Proportions of international students
In this selection of 20 top business schools in the US, the average proportion of international students found in the full-time MBA class of 2018 is 35%.
Sources: Class profile information from business schools' official websites
Three schools record figures of 40% or higher. The highest figure (48%) relates to the two classes which enrolled in 2016 at Columbia Business School, in January and August. A 46% proportion at Yale School of Management is next, although here it should be noted that the figure pertains to the number of its students in possession of an international passport. Stanford GSB, meanwhile, reports a 40% proportion of international students among its class of 2018.
There are also three schools with proportions this year that fall below the 30% mark. Those are UT Austin’s McCombs School, Vanderbilt Owen and UNC Kenan-Flagler.
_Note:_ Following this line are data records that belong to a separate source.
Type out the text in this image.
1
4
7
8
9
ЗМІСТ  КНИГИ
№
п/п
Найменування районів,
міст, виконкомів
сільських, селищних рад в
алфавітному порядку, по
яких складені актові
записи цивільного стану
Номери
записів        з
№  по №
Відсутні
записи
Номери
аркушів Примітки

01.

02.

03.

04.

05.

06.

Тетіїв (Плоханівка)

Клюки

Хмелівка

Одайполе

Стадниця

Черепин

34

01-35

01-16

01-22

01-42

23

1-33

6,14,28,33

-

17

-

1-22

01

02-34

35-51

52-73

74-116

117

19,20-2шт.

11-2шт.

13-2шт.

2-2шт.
However, each of these schools still records a proportion of international MBA students that is higher than one in four.
Number of countries represented in class of 2018 cohorts
In addition to the number of international students, some schools also report the number of different countries represented in their MBA class. Indeed, this can be quite a selling point for those keen on gaining access to as wide a spread of global business perspectives as possible. Harvard and Stanford lead the way here, with 68 and 62 countries represented in their MBA cohorts, respectively. While these schools, especially Harvard, are aided here by their larger-than-average class sizes, the average across the 12 schools in our 20 which make this information available is still an impressive 40 countries represented.
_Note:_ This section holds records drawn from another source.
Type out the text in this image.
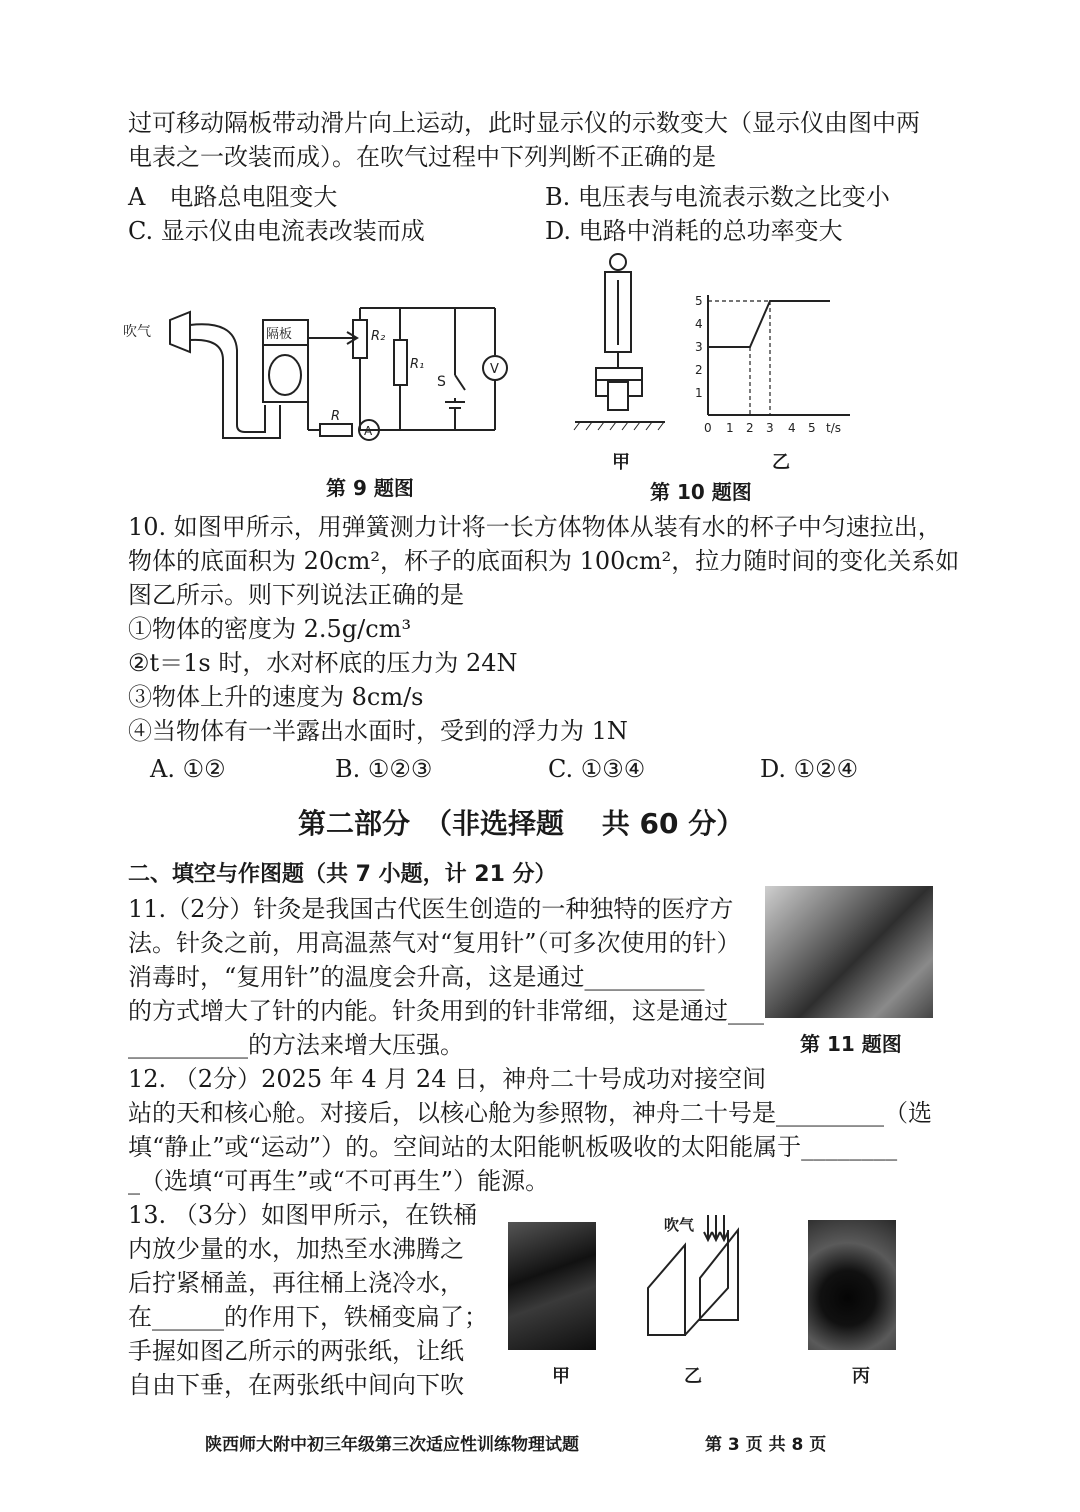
过可移动隔板带动滑片向上运动，此时显示仪的示数变大（显示仪由图中两
电表之一改装而成）。在吹气过程中下列判断不正确的是
A　电路总电阻变大	B. 电压表与电流表示数之比变小
C. 显示仪由电流表改装而成	D. 电路中消耗的总功率变大
吹气	隔板	R₂
R₁
R
S
V
A
第 9 题图
0 1 2 3 4 5 t/s
1
2
3
4
5
甲	乙
第 10 题图
10. 如图甲所示，用弹簧测力计将一长方体物体从装有水的杯子中匀速拉出，
物体的底面积为 20cm²，杯子的底面积为 100cm²，拉力随时间的变化关系如
图乙所示。则下列说法正确的是
①物体的密度为 2.5g/cm³
②t＝1s 时，水对杯底的压力为 24N
③物体上升的速度为 8cm/s
④当物体有一半露出水面时，受到的浮力为 1N
A. ①②	B. ①②③	C. ①③④	D. ①②④
第二部分　（非选择题　 共 60 分）
二、填空与作图题（共 7 小题，计 21 分）
11.（2分）针灸是我国古代医生创造的一种独特的医疗方
法。针灸之前，用高温蒸气对“复用针”（可多次使用的针）
消毒时，“复用针”的温度会升高，这是通过__________
的方式增大了针的内能。针灸用到的针非常细，这是通过___
__________的方法来增大压强。	第 11 题图
12. （2分）2025 年 4 月 24 日，神舟二十号成功对接空间
站的天和核心舱。对接后，以核心舱为参照物，神舟二十号是_________（选
填“静止”或“运动”）的。空间站的太阳能帆板吸收的太阳能属于________
_（选填“可再生”或“不可再生”）能源。
13. （3分）如图甲所示，在铁桶
内放少量的水，加热至水沸腾之
后拧紧桶盖，再往桶上浇冷水，
在______的作用下，铁桶变扁了；
手握如图乙所示的两张纸，让纸
自由下垂，在两张纸中间向下吹
吹气
甲	乙	丙
陕西师大附中初三年级第三次适应性训练物理试题	第 3 页 共 8 页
Minority representation at top business schools in the US
Definitions can vary a bit when it comes to the number of domestic students reported as being of ‘US minority origin’ in an MBA class. However, as a general guideline, a US minority proportion of around 26% is common among the class of 2018 at these 20 top business schools. Examples higher than this can be found at Wharton and UC Berkeley-Haas – each of which records a 32% proportion this year.
Some schools prefer to report instead (or as well) on what they regard as ‘underrepresented minorities’ among their domestic students and these proportions will be lower than for minorities as a whole. Among those recording this information for their class of 2018 cohorts, Yale SOM reports 13%, the McCombs School 14%, and the equivalent figure is 15% at the newly renamed Cornell SC Johnson College of Business, for example.